Os suplentes serão Jader Barbalho (MDB-PA), Luis Carlos Heinze (PP-RS), Angelo Coronel (PSD-BA), Marcos do Val (Pode-ES), Rogério Carvalho (PT-SE), Alessandro Vieira (Cidadania-SE) e Zequinha Marinho (PSC-PA). Os nomes foram apurados pela reportagem da EBC junto às assessorias dos senadores e partidos.

Agora, cabe ao presidente do Senado, Rodrigo Pacheco, decidir se as reuniões do colegiado serão presenciais, semipresenciais ou remotas. Ele, no entanto, já indicou que os encontros, a princípio, ocorrerão nas dependências da Casa.

“Uma CPI impõe atos como interrogatórios, inquirição de testemunhas incomunicáveis, reunião e exame de documentos sigilosos, perícias. Tudo isso recomenda que, por ser um trabalho investigativo, seja feito presencialmente”, disse. Pacheco frisou, porém, que a própria comissão terá a liberdade de decidir o formato do seu trabalho, e inclusive de conduzir atividades não presenciais.

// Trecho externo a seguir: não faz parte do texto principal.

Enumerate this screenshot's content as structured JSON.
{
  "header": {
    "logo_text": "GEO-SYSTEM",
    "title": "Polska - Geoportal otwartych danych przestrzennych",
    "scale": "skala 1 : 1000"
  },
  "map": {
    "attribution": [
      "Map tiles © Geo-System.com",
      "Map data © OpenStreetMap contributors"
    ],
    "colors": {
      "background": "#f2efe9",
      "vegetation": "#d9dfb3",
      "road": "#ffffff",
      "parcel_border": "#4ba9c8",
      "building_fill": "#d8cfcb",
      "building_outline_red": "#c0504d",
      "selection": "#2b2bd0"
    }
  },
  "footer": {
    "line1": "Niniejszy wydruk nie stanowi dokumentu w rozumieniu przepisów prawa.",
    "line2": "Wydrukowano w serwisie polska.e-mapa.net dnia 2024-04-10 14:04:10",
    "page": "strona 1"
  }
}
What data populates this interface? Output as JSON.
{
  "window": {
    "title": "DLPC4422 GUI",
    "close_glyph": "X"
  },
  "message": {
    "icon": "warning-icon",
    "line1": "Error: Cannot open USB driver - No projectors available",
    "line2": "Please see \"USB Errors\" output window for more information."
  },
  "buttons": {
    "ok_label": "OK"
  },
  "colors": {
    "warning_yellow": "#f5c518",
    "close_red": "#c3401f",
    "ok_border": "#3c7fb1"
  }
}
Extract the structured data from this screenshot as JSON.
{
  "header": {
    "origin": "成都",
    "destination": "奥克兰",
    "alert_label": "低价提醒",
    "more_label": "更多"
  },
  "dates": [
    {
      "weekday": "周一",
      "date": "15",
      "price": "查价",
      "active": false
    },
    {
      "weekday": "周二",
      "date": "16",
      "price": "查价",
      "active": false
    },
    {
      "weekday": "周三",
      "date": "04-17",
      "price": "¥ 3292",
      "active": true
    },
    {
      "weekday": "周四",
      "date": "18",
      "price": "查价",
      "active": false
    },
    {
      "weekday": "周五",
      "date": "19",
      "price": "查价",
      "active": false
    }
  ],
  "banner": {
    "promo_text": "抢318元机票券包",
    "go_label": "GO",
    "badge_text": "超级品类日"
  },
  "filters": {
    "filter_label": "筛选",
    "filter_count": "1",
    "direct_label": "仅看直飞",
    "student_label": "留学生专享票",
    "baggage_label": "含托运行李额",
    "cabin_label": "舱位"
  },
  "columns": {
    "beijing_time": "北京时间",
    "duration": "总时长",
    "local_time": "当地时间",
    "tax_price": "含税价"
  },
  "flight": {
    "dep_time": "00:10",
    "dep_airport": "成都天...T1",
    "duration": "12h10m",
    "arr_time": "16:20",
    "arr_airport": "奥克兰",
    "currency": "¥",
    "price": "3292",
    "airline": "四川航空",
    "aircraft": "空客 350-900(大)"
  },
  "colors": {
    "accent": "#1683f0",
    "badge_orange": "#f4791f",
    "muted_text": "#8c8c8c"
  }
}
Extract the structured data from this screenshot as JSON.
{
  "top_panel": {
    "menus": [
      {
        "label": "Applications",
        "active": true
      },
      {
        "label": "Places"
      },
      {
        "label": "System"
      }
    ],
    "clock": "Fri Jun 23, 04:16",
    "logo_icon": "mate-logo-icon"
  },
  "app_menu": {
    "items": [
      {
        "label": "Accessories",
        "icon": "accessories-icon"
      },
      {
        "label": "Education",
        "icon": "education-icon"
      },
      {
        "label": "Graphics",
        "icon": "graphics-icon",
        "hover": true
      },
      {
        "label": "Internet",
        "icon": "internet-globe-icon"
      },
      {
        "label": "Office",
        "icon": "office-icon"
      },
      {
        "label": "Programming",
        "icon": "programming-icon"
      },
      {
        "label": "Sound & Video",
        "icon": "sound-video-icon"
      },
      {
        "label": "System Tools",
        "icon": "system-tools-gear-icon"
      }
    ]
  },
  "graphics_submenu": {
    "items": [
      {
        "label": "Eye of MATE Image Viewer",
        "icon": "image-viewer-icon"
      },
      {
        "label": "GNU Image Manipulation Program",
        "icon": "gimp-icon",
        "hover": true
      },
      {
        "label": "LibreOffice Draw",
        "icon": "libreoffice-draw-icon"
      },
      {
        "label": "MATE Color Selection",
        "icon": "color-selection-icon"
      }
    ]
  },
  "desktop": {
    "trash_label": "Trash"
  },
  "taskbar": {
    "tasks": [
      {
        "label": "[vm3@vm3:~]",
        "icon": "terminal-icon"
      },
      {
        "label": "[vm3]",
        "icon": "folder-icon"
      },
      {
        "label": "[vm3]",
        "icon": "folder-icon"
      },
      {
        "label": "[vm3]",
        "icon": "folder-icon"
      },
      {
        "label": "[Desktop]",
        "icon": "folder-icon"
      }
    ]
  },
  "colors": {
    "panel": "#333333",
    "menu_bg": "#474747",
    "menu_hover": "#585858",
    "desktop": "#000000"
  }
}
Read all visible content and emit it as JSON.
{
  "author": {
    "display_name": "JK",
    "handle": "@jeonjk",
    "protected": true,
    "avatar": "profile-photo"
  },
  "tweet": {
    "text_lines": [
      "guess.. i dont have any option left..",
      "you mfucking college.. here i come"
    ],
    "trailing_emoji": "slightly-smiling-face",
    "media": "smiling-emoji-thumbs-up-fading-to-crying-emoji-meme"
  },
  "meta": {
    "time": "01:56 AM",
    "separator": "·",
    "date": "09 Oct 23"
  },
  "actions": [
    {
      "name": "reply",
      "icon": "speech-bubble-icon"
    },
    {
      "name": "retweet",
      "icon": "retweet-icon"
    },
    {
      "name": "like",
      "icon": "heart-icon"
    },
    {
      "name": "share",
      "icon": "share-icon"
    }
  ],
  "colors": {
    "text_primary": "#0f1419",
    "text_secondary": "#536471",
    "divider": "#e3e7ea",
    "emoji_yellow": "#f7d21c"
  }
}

Os membros da comissão deverão eleger seu presidente e o vice. A relatoria será definida em seguida. A CPI terá poderes de investigação equivalentes aos de autoridades judiciais. Primeiramente, o colegiado deverá aprovar um plano de trabalho, proposto pelo relator. Trata-se das ações da comissão para cumprir o seu objetivo. Entre elas, podem estar a requisição de informações oficiais, a solicitação de auditorias e perícias, a intimação e oitiva de testemunhas, a convocação de ministros de Estado e a realização de diligências variadas.